The only difference is how efficiently the body can use the amount of Buprenorphine you consume.

So 2mg oral Buprenorphine would be equal to a 0.2mg IV shot of Buprenorphine; which is enough to block other opioids.
 
I thought that the naloxone would have some effect in Suboxone to stop the feeling of any initial rush, and when IV'd , the effects are NOT immediate. The naloxone would slow or stop the initial binding to the receptors , and as the naloxone wore off, the bupe would kick in...

Does anyone notice a difference IV'd with Suboxone vs. Subutex?

-lenses
 
Hmm... With a small dose like 2mgs sometimes it metabolizes quickly enough that if I dose in the morning, I can use at night... I just wait until my WD symptoms come back, and then use.

I would just wait until tomorrow morning. You will most likely still be wasting your OC, or have pretty dimished effects.

This is from a lot of trial and error with bupe... i've played this game a lot.

-lenses
 
And why would they need a 4mg tablet? That doesn't make any sense. Low dose patients often use multiple 2mg tablets, or you can break up 8mg tablets.
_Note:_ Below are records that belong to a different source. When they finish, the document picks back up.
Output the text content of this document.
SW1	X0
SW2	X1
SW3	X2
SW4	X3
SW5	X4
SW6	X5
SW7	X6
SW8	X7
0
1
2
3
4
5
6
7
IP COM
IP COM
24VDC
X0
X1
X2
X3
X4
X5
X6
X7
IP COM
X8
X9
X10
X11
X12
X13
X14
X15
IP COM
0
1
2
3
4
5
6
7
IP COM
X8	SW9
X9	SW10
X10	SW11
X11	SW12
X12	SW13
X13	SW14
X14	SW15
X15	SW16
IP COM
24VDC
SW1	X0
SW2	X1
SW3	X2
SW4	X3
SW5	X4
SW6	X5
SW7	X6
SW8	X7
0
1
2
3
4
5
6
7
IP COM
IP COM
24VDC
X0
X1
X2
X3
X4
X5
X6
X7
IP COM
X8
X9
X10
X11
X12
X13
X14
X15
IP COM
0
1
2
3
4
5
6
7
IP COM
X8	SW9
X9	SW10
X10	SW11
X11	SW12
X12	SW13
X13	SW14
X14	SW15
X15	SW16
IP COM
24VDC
Why not? You wouldn't only manufacture 20 and 80 milligram Oxycodone tablets, or 2 and 8 milligram Hydromorphone, would you? So why Buprenorphine, when it seems like plenty of people take 4mg a day, or two 4mg doses at different times, and don't want to split the pills apart. It seems that just about any other medication that requires careful titration like Bupe offers a broader range of dose options, so to speak. And why nothing less than 2mg tablets?(again excluding Temgesic) Bupe is an undeniably powerful and potent Opioid, with effective doses being as low as 0.1mg, perhaps possibly even less. So why no 1mg, 0.5mg, etc. Why make patients who use the drug(s) taper down by breaking these tablets into 1/8 or 1/16 doses, which are little more than crumbles. It ain't easy dividing out 0.5-0.25mg doses from an 8mg Suboxone tablet. That doesn't make any sense.
 
Merged.
I think the discussion of bupe od's and how naloxone affects them would interest the general viewers of this faq thread.
 
Caterva- I'm new but I will tell you what my Doc said ( I have a job that CAN NOT EVEN THINK I'VE EVER HAD ANY KIND OF PROBLEM) He said unless I signed a form giving permission for whoever to see my records It could NOT be seen..the new privacy act or whatever...Now as for cost I pd 250.00 to see him, and my meds 2day for 2 weeks was 987.00. Of course this was for 120 of the 8 mgs because he seems to think I need 16 of the 8's a day-I use maybe 4mgs a day. A very helpfull person on here told me that was way to much so I started tapering...Its easier than the methadone.